I noted at the start of my ramblings that one of my reasons for picking Reyn is that I see him as being relatable because he isn’t a hero type. I have also described his role and personality, including his faults. But in what way do I relate all this to myself? As I’ve already noted, I am absolutely nothing like him. I’m not a tank, I don’t have many dumb catchphrases and on top of it all, I’m not always a very good friend. I also don’t have a defined role in this world that I am happy to call my own. Whereas Reyn has a role he will not let go of, I have struggled for as long as I can remember to work out what my role actually is.
It is hard to explain what I mean by this – there are lots of awesome things in my life that are incredibly important to me, from personal relationships to hobbies, but somehow I have this constant nagging feeling of being unfulfilled by my contribution to the world.
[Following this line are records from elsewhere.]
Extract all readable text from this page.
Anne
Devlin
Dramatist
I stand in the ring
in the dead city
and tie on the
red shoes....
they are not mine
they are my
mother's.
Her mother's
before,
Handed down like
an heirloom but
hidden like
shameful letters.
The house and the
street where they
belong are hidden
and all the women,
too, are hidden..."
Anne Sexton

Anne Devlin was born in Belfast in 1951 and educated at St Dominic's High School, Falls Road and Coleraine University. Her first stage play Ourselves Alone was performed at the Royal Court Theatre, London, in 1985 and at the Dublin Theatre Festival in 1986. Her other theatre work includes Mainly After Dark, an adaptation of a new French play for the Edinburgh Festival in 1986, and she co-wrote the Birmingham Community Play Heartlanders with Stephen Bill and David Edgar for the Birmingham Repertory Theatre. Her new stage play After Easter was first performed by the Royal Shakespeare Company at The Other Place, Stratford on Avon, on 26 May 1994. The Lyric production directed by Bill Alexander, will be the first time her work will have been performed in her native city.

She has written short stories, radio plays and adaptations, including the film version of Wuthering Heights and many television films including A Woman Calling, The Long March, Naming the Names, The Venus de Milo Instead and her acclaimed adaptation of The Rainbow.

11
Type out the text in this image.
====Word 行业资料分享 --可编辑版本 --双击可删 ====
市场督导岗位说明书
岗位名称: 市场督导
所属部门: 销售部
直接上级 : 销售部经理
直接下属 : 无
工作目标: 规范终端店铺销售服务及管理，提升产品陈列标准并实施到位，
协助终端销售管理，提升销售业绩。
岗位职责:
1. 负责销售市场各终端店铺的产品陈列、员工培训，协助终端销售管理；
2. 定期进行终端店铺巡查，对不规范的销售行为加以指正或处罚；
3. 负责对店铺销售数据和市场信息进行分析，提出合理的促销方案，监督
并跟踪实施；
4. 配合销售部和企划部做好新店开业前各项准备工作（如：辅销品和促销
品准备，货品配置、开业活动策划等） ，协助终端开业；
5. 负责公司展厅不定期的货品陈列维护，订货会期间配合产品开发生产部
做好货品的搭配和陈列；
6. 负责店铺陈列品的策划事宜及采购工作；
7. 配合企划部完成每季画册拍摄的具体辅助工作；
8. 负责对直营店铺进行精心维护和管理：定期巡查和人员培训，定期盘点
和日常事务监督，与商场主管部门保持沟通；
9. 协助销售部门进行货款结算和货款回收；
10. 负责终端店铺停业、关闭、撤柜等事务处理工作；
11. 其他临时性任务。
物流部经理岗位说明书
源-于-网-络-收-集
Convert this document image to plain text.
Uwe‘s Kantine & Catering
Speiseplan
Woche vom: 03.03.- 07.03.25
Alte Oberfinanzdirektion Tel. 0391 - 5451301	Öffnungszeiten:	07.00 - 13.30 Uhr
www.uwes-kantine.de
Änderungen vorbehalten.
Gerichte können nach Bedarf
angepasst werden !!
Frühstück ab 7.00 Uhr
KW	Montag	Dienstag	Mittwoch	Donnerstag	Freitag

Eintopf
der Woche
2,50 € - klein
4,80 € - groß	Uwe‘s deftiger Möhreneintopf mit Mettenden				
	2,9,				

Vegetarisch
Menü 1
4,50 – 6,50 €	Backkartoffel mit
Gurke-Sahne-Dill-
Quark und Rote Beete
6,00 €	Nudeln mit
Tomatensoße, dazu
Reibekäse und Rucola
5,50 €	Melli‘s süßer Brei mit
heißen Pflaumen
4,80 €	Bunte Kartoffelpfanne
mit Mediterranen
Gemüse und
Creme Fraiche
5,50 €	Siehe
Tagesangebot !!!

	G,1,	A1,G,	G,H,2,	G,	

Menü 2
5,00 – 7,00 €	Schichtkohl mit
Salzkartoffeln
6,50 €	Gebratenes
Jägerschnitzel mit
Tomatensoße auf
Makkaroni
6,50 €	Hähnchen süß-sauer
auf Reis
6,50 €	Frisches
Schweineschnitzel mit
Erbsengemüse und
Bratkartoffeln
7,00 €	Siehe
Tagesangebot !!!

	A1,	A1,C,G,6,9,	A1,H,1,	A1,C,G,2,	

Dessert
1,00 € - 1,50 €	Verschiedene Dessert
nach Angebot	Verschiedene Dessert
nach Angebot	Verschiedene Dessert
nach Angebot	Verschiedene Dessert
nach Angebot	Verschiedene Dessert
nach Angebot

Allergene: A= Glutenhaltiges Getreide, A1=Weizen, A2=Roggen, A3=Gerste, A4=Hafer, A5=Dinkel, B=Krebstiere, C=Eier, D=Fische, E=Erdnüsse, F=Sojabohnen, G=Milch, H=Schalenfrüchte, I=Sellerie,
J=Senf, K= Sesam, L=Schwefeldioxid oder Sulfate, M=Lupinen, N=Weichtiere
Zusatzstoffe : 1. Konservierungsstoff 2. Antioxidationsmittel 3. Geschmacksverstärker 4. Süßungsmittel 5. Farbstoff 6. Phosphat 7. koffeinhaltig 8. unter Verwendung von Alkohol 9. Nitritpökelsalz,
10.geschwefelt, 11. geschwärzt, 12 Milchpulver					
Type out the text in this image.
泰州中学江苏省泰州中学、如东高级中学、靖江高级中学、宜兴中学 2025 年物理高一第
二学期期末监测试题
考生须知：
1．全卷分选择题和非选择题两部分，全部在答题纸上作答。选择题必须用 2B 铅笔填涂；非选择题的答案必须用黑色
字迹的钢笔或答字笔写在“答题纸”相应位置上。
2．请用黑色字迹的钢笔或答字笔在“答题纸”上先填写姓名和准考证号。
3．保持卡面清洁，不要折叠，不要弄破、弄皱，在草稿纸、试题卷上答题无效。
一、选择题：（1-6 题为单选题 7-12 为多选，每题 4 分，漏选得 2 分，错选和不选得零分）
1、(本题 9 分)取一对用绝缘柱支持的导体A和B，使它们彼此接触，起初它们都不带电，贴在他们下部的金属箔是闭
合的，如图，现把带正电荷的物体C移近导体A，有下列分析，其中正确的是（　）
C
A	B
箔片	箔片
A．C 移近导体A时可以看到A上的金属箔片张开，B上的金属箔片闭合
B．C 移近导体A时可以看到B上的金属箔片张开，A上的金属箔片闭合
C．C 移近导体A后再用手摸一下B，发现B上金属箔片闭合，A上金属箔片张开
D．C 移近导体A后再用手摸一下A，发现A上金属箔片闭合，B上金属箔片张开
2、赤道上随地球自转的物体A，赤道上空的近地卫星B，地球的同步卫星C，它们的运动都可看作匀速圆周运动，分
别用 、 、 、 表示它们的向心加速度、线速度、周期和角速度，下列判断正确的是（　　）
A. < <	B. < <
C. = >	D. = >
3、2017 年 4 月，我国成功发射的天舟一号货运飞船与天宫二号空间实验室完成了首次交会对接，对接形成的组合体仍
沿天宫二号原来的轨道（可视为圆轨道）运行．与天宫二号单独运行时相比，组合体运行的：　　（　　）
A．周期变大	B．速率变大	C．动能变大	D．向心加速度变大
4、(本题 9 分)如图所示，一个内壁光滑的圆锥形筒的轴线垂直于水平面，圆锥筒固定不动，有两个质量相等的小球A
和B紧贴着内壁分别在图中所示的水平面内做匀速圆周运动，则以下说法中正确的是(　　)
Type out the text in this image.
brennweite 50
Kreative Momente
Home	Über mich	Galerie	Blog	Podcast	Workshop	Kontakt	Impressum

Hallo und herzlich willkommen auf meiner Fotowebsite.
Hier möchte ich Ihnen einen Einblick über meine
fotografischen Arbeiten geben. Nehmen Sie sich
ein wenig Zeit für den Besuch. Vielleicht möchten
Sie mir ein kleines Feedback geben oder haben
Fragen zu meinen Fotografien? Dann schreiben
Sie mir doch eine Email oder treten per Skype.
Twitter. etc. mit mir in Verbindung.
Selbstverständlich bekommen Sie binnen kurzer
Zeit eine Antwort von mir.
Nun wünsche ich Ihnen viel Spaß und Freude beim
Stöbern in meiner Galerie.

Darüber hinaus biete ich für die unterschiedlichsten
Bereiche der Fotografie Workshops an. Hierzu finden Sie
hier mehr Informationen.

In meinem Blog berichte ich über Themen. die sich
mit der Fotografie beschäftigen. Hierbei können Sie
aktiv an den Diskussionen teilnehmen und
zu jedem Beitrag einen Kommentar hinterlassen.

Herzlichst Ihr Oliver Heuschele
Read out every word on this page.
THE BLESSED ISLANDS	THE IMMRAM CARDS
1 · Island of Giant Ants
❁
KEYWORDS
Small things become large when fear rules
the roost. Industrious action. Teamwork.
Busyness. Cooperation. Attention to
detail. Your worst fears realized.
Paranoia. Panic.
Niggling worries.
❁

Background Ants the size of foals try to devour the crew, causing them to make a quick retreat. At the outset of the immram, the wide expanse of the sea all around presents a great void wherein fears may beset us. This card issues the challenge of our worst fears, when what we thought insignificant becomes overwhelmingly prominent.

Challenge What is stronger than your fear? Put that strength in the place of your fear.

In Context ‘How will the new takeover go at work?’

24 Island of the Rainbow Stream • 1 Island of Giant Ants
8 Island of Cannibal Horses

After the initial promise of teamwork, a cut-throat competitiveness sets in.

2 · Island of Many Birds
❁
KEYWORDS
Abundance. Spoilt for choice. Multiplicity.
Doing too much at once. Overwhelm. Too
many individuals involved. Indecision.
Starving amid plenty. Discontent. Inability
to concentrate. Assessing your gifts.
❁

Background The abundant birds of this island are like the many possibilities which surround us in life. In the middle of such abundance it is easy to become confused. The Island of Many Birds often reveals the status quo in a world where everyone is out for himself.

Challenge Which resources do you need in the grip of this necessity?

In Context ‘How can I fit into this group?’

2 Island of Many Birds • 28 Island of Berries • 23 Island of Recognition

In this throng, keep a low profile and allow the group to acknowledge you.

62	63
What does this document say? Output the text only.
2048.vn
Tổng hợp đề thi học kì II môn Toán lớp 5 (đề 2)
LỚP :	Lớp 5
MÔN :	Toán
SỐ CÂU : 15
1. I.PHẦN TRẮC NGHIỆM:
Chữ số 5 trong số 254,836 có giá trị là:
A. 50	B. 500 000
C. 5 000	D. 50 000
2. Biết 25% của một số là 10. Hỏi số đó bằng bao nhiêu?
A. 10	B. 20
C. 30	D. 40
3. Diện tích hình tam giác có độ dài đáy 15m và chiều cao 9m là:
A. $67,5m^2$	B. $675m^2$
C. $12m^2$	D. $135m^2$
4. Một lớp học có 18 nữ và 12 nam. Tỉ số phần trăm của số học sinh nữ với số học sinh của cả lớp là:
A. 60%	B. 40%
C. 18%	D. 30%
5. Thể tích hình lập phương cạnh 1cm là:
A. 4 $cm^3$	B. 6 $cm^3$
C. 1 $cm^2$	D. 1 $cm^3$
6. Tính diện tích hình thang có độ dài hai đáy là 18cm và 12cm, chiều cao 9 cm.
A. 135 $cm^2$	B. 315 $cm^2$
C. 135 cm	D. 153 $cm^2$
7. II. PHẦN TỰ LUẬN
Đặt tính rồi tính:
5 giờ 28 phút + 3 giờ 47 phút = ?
Even when I think I’ve found something that could fill that hole, I lack the persistence to see it through. I am constantly afraid of looking foolish. I am so scared of being wrong that I often make no contribution at all. But just imagine if Reyn thought like that. If he did, Shulk would almost certainly never have reunited with Fiora and their world would probably have been destroyed. Even though he doubts himself and even though he lets his emotions overtake him, Reyn knows exactly what his role is and never gives up his pursuit of it. He doesn’t leave Shulk’s side just because he doubts his own strength. He doesn’t change his attitude or apologise just because the others might make fun of him. He is resolutely and unashamedly himself at all times, and that is how I want to be.
I said at the start that this was an unfinished story. That is because I have not yet found the courage to let my inner Reyn loose on society. It is after all terribly scary to put yourself out there and just go for it. But with Reyn, I have found a character that has done that despite his failings and so given me hope that I can do the same. He proves over and over again that you don’t need to be a leader to be a good friend. He shows that your own importance should not be measured against the deeds of others. He shows me that being quite ordinary can in fact be extraordinary. He has taught me, even with all his dunder-headed comments and rash battle tactics, that all you really need to do is be yourself and look out for those you care about. All the achievements and grandeur in the world mean nothing if you can’t get those simple things right. Reyn inspires me to want to up my game and find my role, even if all I’ll ever be is a girl living in the world.
So there we go! That is the story of why Reyn defines me! Who’d have thought?! I hope you enjoyed reading these pieces and that you will join me again soon for more ramblings about my life in video games.